Il risultato è un italiano giovanile sempre più schiacciato sull’e-taliano telematico (dato che vive soprattutto nella dimensione digitale), sempre più infantile (si usa già a 10-11 anni, perché a quell’età comincia l’esposizione a questi modelli), sempre più glocale: un po’ come gli slang dei gamer e dei trapper da cui trae alimento, con la loro miscela di anglicismi internazionali e dialettismi generazionali.
Una lingua in cui si può parlare in corsivo, come nella moda lanciata qualche tempo fa da un’influencer («Tuttoe benoe ?»« Facciamiooo apieeee in cientroooo???»), ma scrivere soltanto in stampatello. In cui il romanesco di Zerocalcare
(un accollo, s’ingarella )eil napoletano di Mare fuori («Nun te preoccupà, guaglió, ce sta’o mare fore») possono esportare parole e modi di dire in tutta Italia. Ma la gran parte del vocabolario giovanile proviene ormai direttamente o indirettamente dall’inglese. Si va dal nabbo (ovvero noob ,a sua volta deformazione di newbie cioè novellino, principiante) alla hype — cioè il successo o clamore che fa qualcosa o qualcuno — fino a tutti i verbi ibridi come crashare, dissare, killare, scammare e così via.
Sul piano della scrittura, osserva Rati, gli effetti più evidenti riguardano l’interpunzione. E riporta fotografie di elaborati universitari nei quali viene costantemente omesso il punto fermo. Proprio come nei dialoghi in chat, in cui il punto è considerato un’espressione di ostilità e l’unico tipo di punteggiatura adottato è quello espressivo dei punti esclamativi e di sospensione o anche dei punti interrogativi in funzione enfatica («ma che bello è?»): come si farà in futuro a far capire che una frase è davvero una domanda?

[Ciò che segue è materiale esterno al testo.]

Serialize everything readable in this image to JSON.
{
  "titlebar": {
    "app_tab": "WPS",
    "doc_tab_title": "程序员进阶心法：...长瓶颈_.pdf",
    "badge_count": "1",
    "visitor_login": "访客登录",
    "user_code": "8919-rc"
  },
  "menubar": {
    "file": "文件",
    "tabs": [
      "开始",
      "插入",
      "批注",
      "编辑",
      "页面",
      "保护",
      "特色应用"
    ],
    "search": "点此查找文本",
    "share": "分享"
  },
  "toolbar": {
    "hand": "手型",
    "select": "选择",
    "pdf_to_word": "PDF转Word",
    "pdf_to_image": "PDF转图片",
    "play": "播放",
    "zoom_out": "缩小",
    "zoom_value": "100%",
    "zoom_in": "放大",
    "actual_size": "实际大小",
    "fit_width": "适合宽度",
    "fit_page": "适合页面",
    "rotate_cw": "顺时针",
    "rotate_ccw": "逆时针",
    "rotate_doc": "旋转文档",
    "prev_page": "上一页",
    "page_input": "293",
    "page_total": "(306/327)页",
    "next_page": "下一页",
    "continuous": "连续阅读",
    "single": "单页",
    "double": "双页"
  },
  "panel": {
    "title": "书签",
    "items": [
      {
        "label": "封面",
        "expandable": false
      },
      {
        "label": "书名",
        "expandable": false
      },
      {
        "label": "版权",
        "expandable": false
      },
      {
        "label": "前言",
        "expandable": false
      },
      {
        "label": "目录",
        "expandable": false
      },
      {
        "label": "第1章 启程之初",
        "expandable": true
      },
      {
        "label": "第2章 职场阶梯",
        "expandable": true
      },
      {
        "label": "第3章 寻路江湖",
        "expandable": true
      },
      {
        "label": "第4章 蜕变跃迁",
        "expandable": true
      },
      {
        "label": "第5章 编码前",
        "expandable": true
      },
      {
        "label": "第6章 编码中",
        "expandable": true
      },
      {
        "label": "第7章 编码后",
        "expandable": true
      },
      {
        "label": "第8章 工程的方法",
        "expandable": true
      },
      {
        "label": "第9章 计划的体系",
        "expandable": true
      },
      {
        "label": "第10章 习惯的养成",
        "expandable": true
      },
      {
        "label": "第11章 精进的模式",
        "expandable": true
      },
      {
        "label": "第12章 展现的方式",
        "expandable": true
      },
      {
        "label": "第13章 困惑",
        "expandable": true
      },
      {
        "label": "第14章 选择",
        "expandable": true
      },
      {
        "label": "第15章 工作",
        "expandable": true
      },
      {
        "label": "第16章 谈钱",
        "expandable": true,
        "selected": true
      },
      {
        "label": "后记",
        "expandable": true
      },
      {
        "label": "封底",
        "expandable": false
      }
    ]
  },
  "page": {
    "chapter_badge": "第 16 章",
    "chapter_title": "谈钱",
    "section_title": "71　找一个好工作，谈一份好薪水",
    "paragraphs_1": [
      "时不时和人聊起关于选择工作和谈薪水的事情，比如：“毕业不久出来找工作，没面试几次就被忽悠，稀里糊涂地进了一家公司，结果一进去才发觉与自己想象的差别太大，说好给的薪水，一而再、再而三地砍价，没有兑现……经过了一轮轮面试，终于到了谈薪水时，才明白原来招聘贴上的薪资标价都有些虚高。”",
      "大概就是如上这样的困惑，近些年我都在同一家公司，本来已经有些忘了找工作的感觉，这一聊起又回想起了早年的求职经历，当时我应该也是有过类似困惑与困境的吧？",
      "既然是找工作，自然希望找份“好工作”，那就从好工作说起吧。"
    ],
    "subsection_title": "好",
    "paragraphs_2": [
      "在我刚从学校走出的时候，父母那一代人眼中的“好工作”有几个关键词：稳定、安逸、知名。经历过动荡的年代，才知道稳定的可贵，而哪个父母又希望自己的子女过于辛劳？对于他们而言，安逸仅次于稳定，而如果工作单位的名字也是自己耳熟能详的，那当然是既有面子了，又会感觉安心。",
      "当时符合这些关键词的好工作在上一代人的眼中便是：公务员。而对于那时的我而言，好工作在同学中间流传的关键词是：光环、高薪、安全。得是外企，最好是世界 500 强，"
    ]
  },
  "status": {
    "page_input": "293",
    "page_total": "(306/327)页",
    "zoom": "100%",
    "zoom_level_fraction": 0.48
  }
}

Del vecchio «essemmessiano» sopravvive solo qualche abbreviazione (come pk «perché» o pls «please»), mentre i tormentoni tipici della cultura giovanile si sono ora trasformati in meme che si appoggiano all’elemento visivo («e niente...», «mi dissocio»). Il tutto in una testualità frammentata e asservita all’elemento multimediale. Com’è chiaro già da tempo, «la consuetudine con le scritture digitali — ribadisce Rati — non aiuta certamente i giovani ad allenarsi nella costruzione di testi articolati e complessi. Per questo, nella situazione attuale, l’unico supporto può venire dalla scuola».